Kathmandu Valley and its Nagas

A devotee offers milk to a snake as part of a ritual on Naag Panchami festival. Image: Wodu Media

It is a fact that come the greatest Hindu festival in the country, Dashain, and hundreds of thousands of goats, buffaloes, pigeons, etc. are beheaded at the sacrificial altar of Goddess Kali in a countless number of temples throughout the length and breadth of the country. This is an age-old tradition that occurs on the eighth day of Dashain, i.e. Astami. At the same time, there are many festivals in Nepal during which many different animals are worshipped too. For instance, the crow, the dog, and the cow are worshipped on separate days, during the Tihar festival, soon after Dashain. One could say it is a religion of stark contrasts.

In a similar vein, serpent worship is also a big part of Nepal’s tradition and occurs at different times as a part of different festivals. One such festival is Nag Panchami which is celebrated in the month of Shrawan (July/August), specifically on the fifth day of the bright fortnight(this year 1st August 2014), to commemorate Lord Krishna’s victory over a serpent named Kaliya. Now, this Kaliya was no ordinary serpent, one could say he was more of an anaconda-type reptile, but of monstrous proportions. Actually, this is the legend of Nag Panchami according to the Hindu texts.

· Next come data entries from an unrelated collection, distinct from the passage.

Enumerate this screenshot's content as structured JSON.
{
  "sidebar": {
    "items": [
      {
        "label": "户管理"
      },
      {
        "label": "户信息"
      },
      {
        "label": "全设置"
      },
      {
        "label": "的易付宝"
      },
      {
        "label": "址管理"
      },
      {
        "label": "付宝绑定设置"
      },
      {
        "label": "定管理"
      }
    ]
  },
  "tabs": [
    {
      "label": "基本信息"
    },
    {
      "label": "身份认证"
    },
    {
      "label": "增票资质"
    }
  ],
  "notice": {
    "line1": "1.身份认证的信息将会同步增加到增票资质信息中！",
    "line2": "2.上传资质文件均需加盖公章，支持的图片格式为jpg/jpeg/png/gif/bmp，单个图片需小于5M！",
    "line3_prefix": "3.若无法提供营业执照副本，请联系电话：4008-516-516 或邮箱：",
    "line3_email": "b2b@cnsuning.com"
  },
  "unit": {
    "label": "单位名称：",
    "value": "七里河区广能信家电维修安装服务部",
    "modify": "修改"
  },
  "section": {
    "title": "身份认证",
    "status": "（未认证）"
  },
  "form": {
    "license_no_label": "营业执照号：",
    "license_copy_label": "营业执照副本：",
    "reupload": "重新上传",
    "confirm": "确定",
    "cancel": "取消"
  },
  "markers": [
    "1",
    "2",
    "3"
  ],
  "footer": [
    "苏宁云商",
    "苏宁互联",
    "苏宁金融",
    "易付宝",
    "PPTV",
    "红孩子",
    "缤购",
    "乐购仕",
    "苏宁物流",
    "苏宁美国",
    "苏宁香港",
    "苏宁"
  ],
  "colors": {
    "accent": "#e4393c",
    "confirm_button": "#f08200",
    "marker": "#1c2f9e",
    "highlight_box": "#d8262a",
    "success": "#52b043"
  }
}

According to another myth, this one of more local context, Kathmandu Valley was originally an enormous lake called Nagdaha (Nag: snake deity, daha: lake) which was more of a playground for all sorts of snakes. Came a time when it entered the mind of some enterprising humans that the valley would be a great place to live in, provided they could drain the lake. So, they bent their backs to the huge task. Here, it should be pointed out that this story goes against the grain of another popular myth which describes the sage Manjushree draining the massive lake using his sword to carve out a passage in Chobar.

Anyway, leaving Manjushree aside, the moment the humans began draining the lake, the serpents (nagas) were roused from their everyday slumber. In other words, they became furious; furious nagas are dangerous, as everybody knows. Add to this the fact that they had power over the rains, and the picture didn’t look too good. In their rage, they decided to stop any rain from falling on the valley, thus plunging the entire area into a state of severe drought.

The humans were panic-stricken and looked around to see if anybody could help them pacify the serpents’ wrath. Fortunately, a king came forward to do so, no ordinary king this, but one who had all sorts of tantric powers. Using his great powers, the king forced the nagas to allow rain to fall again on the valley. At the same time, being a tantric himself, he well understood that the serpents had great powers which deserved to be recognized. So, he ordered that the fifth day of the month of Shrawan should be designated as Nag Panchami, a day to worship the nagas. Additionally, understanding that the serpents would need some suitable place to live in, he decreed that certain lakes in the valley should be considered as safe refuge for the nagas. Taudaha in Kathmandu, and Nagdaha in Lalitpur were deemed to be the most suitable for the purpose.

Taudaha is located about six kilometers southwest of Kathmandu in a place called Chobar. Besides its cultural significance to the valley, it is also important because of its rich diversity of flora and fauna. It is valuable as a wetland resource since it is the valley’s only remaining natural lake that still supports a considerable number of wetland birds. Nagadaha in Dhapakhel VDC of Lalitpur district is a natural pond that covers a large area (around five hectares). The lake and its vicinity is a scenic wonder. Nag Panchami is, of course, the major festival held here, however, it also hosts other big festivals like Rishi Panchami, Janai Purnima, Chhath, and Teej. Then there is a much smaller pond called Nagpokhari in the center of the city (Naxal), on the eastern side of the erstwhile royal palace. This pond is quite well preserved with a park around it and a tall statue of a naga king at its center. It too is a focal point for devotees during Nag Panchami.